Im Gespräch mit Dörtelmann wird schnell deutlich, dass die Sozialkur, und hier insbesondere die ambulante Kur, nicht mehr viel gemein mit den heutigen Klinikaufenthalten zu tun hatte. So bestand die Möglichkeit, alle drei Jahre eine Kur anzutreten. Dörtelmann: „Bis in die 70er-Jahre zahlten die Versicherungsträger jedem Kurgast täglich 5 Mark Taschengeld.“ Damit waren die Abende gesichert. Er erinnerte sich noch gut, dass für „Tanzwütige“ die „Heilquelle“ in der Rossstraße eine der ersten Adressen war. Kur war in der Tat in den Zeiten des Wirtschaftswunders mehr als nur Fango, Bäder oder Massagen. Sie war für viele so etwas wie ein Muss, ein gesellschaftliches Ereignis, dass man sich alle drei Jahre gönnte.

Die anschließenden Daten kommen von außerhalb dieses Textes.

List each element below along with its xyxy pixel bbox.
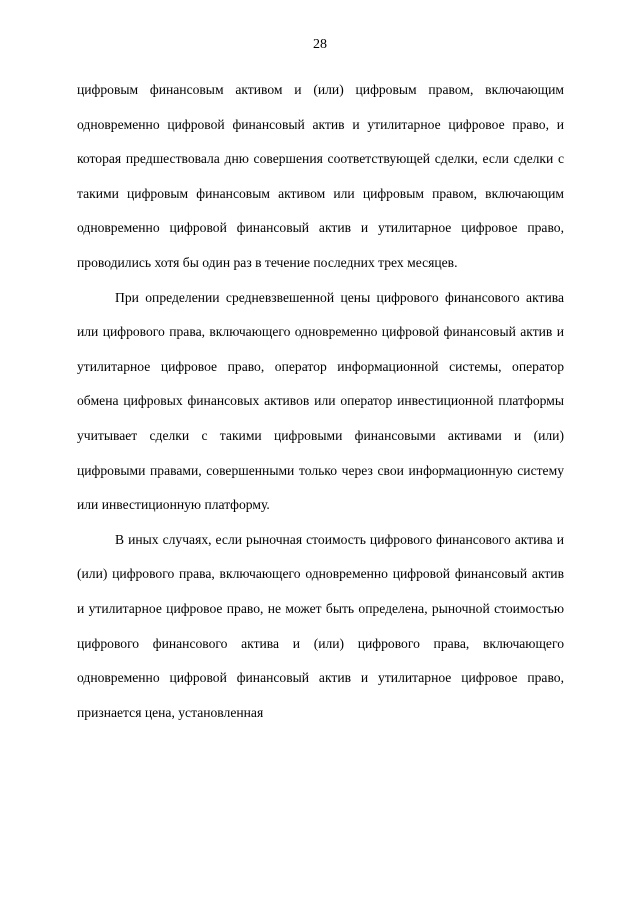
paragraph-weighted-average-price: При определении средневзвешенной цены цифрового финансового актива или цифрового права, включающего одновременно цифровой финансовый актив и утилитарное цифровое право, оператор информационной системы, оператор обмена цифровых финансовых активов или оператор инвестиционной платформы учитывает сделки с такими цифровыми финансовыми активами и (или) цифровыми правами, совершенными только через свои информационную систему или инвестиционную платформу. [77,289,564,513]
document-body [77,73,564,730]
page-number: 28 [313,37,327,52]
paragraph-other-cases: В иных случаях, если рыночная стоимость цифрового финансового актива и (или) цифрового права, включающего одновременно цифровой финансовый актив и утилитарное цифровое право, не может быть определена, рыночной стоимостью цифрового финансового актива и (или) цифрового права, включающего одновременно цифровой финансовый актив и утилитарное цифровое право, признается цена, установленная [77,531,564,720]
paragraph-continuation: цифровым финансовым активом и (или) цифровым правом, включающим одновременно цифровой финансовый актив и утилитарное цифровое право, и которая предшествовала дню совершения соответствующей сделки, если сделки с такими цифровым финансовым активом или цифровым правом, включающим одновременно цифровой финансовый актив и утилитарное цифровое право, проводились хотя бы один раз в течение последних трех месяцев. [77,82,564,270]
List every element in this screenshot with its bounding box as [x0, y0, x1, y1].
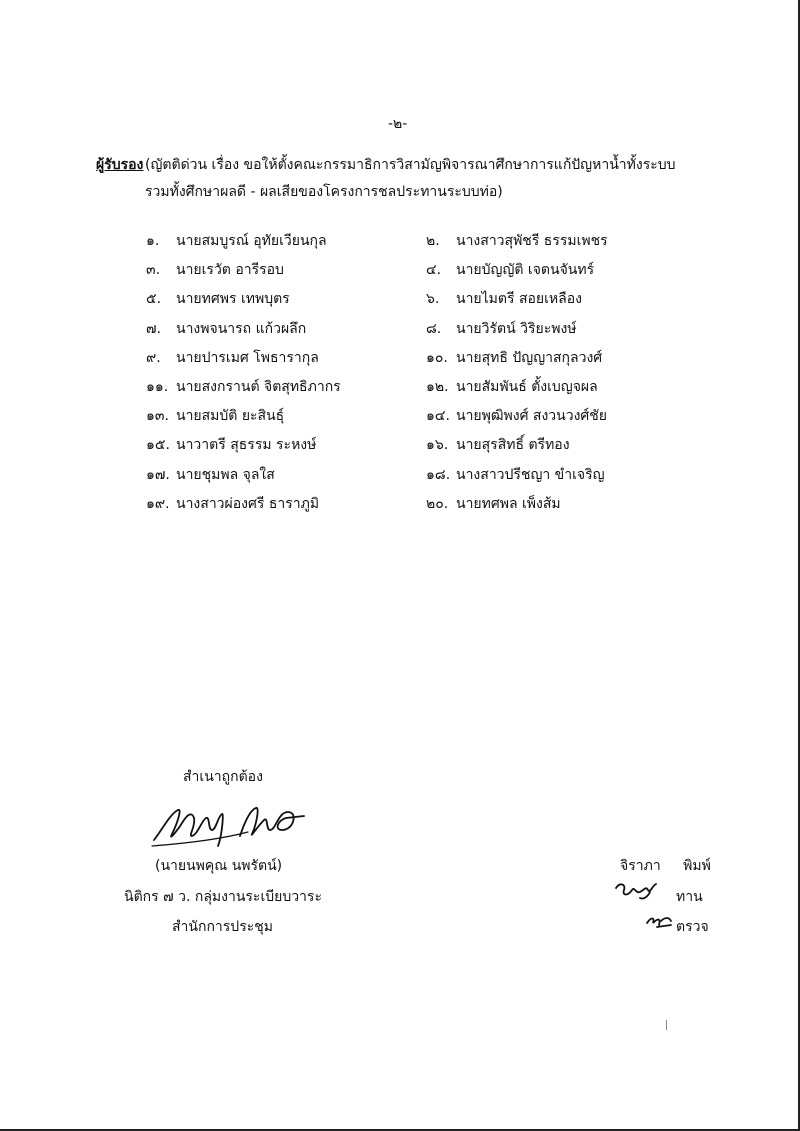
proofread-label: ทาน: [676, 889, 703, 905]
guarantor-name: นายเรวัต อารีรอบ: [176, 262, 284, 279]
guarantor-number: ๖.: [426, 291, 440, 308]
guarantor-number: ๙.: [146, 349, 161, 366]
guarantor-name: นายสมบูรณ์ อุทัยเวียนกุล: [176, 233, 327, 249]
proofreader-initials: [612, 880, 658, 902]
guarantor-entry: [146, 466, 341, 495]
guarantor-entry: [146, 436, 341, 465]
guarantor-entry: [146, 290, 341, 319]
guarantors-heading: ผู้รับรอง: [96, 157, 144, 173]
guarantor-name: นายสมบัติ ยะสินธุ์: [176, 408, 285, 425]
guarantor-name: นางพจนารถ แก้วผลึก: [176, 320, 307, 337]
guarantor-number: ๘.: [426, 320, 442, 337]
checked-label: ตรวจ: [676, 919, 709, 935]
guarantor-entry: [426, 290, 608, 319]
guarantor-entry: [426, 261, 608, 290]
guarantor-number: ๔.: [426, 262, 442, 279]
guarantor-number: ๑๘.: [426, 466, 451, 483]
typist-line: [620, 857, 711, 875]
guarantor-name: นายสงกรานต์ จิตสุทธิภากร: [176, 378, 341, 395]
guarantor-name: นายชุมพล จุลใส: [176, 466, 275, 483]
guarantor-number: ๑๕.: [146, 437, 170, 454]
guarantor-entry: [146, 232, 341, 261]
signer-position: นิติกร ๗ ว. กลุ่มงานระเบียบวาระ: [124, 889, 322, 905]
signer-office: สำนักการประชุม: [172, 919, 273, 935]
guarantor-number: ๒๐.: [426, 495, 449, 512]
handwritten-signature: [148, 800, 308, 852]
guarantor-number: ๑๗.: [146, 466, 170, 483]
guarantor-number: ๑๙.: [146, 495, 170, 512]
guarantor-entry: [426, 436, 608, 465]
guarantor-entry: [146, 261, 341, 290]
guarantor-entry: [146, 495, 341, 524]
guarantor-entry: [426, 378, 608, 407]
guarantor-entry: [146, 407, 341, 436]
guarantor-entry: [146, 349, 341, 378]
motion-title-line-1: (ญัตติด่วน เรื่อง ขอให้ตั้งคณะกรรมาธิการวิสามัญพิจารณาศึกษาการแก้ปัญหาน้ำทั้งระบบ: [145, 157, 676, 173]
guarantor-name: นายบัญญัติ เจตนจันทร์: [456, 262, 595, 279]
guarantor-number: ๑๖.: [426, 437, 449, 454]
typist-name: จิราภา: [620, 858, 661, 874]
guarantor-name: นายทศพร เทพบุตร: [176, 291, 290, 308]
guarantor-name: นายไมตรี สอยเหลือง: [456, 291, 582, 308]
guarantor-entry: [426, 495, 608, 524]
guarantor-number: ๑๓.: [146, 408, 169, 425]
guarantor-name: นางสาวสุพัชรี ธรรมเพชร: [456, 233, 608, 249]
guarantor-entry: [146, 378, 341, 407]
checker-initials: [645, 913, 673, 929]
guarantor-name: นายพุฒิพงศ์ สงวนวงศ์ชัย: [456, 408, 608, 425]
guarantor-name: นายทศพล เพ็งส้ม: [456, 495, 561, 512]
scan-mark: [666, 1020, 667, 1030]
guarantor-name: นายสุทธิ ปัญญาสกุลวงศ์: [456, 349, 603, 366]
guarantor-name: นายปารเมศ โพธารากุล: [176, 349, 319, 366]
page-number: -๒-: [388, 116, 408, 132]
guarantor-name: นางสาวปรีชญา ขำเจริญ: [456, 466, 605, 483]
guarantor-entry: [426, 407, 608, 436]
typist-role: พิมพ์: [683, 858, 711, 874]
motion-title-line-2: รวมทั้งศึกษาผลดี - ผลเสียของโครงการชลประทานระบบท่อ): [145, 184, 503, 200]
certified-copy-label: สำเนาถูกต้อง: [183, 769, 263, 785]
guarantor-name: นางสาวผ่องศรี ธาราภูมิ: [176, 495, 320, 512]
guarantor-entry: [426, 349, 608, 378]
guarantor-number: ๑๔.: [426, 408, 450, 425]
guarantor-entry: [426, 466, 608, 495]
guarantor-number: ๒.: [426, 233, 440, 249]
guarantor-entry: [146, 320, 341, 349]
guarantor-name: นายสัมพันธ์ ตั้งเบญจผล: [456, 378, 598, 395]
guarantor-number: ๕.: [146, 291, 162, 308]
guarantor-entry: [426, 320, 608, 349]
guarantor-number: ๗.: [146, 320, 161, 337]
guarantor-number: ๑๒.: [426, 378, 449, 395]
guarantor-name: นายสุรสิทธิ์ ตรีทอง: [456, 437, 570, 454]
guarantor-list-left: [146, 232, 341, 524]
guarantor-number: ๑.: [146, 233, 160, 249]
guarantor-entry: [426, 232, 608, 261]
guarantor-number: ๑๑.: [146, 378, 169, 395]
guarantor-number: ๓.: [146, 262, 161, 279]
guarantor-list-right: [426, 232, 608, 524]
guarantor-number: ๑๐.: [426, 349, 448, 366]
guarantor-name: นาวาตรี สุธรรม ระหงษ์: [176, 437, 317, 454]
signer-name: (นายนพคุณ นพรัตน์): [155, 858, 283, 874]
guarantor-name: นายวิรัตน์ วิริยะพงษ์: [456, 320, 577, 337]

Nicht wegzudenken war das Kurorchester, das teilweise zwölf Musiker hatte. Heute teilen sich Bad Münster und Kreuznach gerade drei Musiker. Dreimal täglich morgens, nachmittags und abends trat das Orchester auf. Wobei morgens immer zuerst ein geistlicher Choral gespielt wurde. Neben der Kurmusik gab es für die Kurgäste Theateraufführungen, regelmäßige Führungen durch die Stadt und das Angebot von organisierten Busausflügen zu Sehenswürdigkeiten rund um Bad Kreuznach. Wenn man Dörtelmann so erzählen hört, kann man den Eindruck gewinnen, dass die Kur jener Jahre auch ein wenig an einen Urlaub erinnert.
Dennoch waren die Anwendungen im Bäderhaus ausgebucht. In den Jahren, als die Sozialkur richtig boomte, hatte das Bäderhaus eine Auslastung von durchschnittlich 90 Prozent. In der Schlammabteilung wurde von morgens um 6 Uhr bis abends in mehreren Schichten gearbeitet. Die Zahlen der Kurmittelabgaben, die Dörtelmann noch hat, sprechen Bände: So wurden 1971 insgesamt 224.000 Kurmittel verabreicht, während es 1981 zum Rekordergebnis von 346.364 Anwendungen kam. „Entsprechend schwierig war es, geeignetes Personal zu finden“, berichtet der ehemalige Geschäftsführer. Immerhin beschäftigte 1992 die Rheuma Heilbad AG 393 Mitarbeiter.